It is well-known that instabilities can occur when energetic ions have a ring-like velocity distribution perpendicular to the magnetic field. When a ring speed is larger than the Alfvén speed, electromagnetic fast magnetosonic waves are excited, which are often observed in the Earth’s magnetosphere and are considered to accelerate ions and electrons. On the other hand, when a ring speed is much smaller than the Alfvén speed, electrostatic lower hybrid waves with the resonance frequency, ω LH ∼ √Ω_iΩ_e, are excited, which are often observed in fusion plasma.

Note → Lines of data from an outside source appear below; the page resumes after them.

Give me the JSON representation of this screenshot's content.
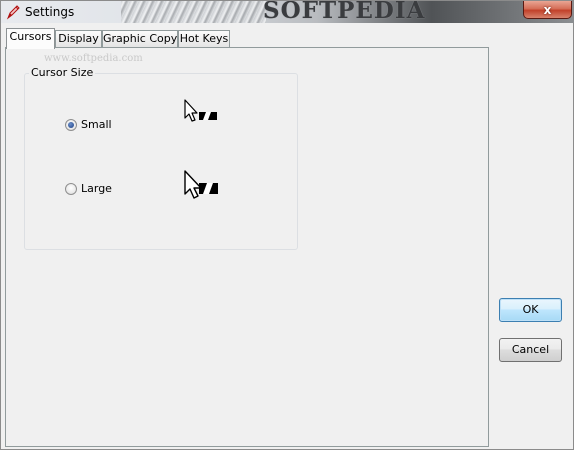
{
  "window": {
    "title": "Settings",
    "background_watermark": "SOFTPEDIA",
    "close_glyph": "x",
    "icon": "pencil-icon"
  },
  "tabs": [
    {
      "label": "Cursors",
      "active": true
    },
    {
      "label": "Display",
      "active": false
    },
    {
      "label": "Graphic Copy",
      "active": false
    },
    {
      "label": "Hot Keys",
      "active": false
    }
  ],
  "cursors_tab": {
    "watermark": "www.softpedia.com",
    "group_title": "Cursor Size",
    "options": [
      {
        "label": "Small",
        "selected": true,
        "preview_icon": "small-cursor-icon"
      },
      {
        "label": "Large",
        "selected": false,
        "preview_icon": "large-cursor-icon"
      }
    ]
  },
  "buttons": {
    "ok_label": "OK",
    "cancel_label": "Cancel"
  },
  "colors": {
    "window_bg": "#f0f0f0",
    "close_button": "#c2412a",
    "radio_selected": "#1d3f84",
    "default_button_border": "#3c7fb1"
  }
}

Many previous studies for these instabilities solve initial value problems; the density of energetic ions is constant throughout their simulations. They focus on the excitation of the waves and the relaxation of a velocity distribution. However, it is not enough to investigate the developments of the instabilities for a long period because, in the real situations, the injection or loss of energetic ions should occur and leads to the reshaping of the velocity distribution, which can cause further instabilities.
In this meeting, using a one-dimensional, electromagnetic, particle-in-cell code, we study the long-time evolution of the instabilities driven by ring-like energetic ions by an energetic-ion injection model. In this model, the density of energetic ions is zero at first and then increases with time. We also compare these simulation results with the initial value problem and the linear theory.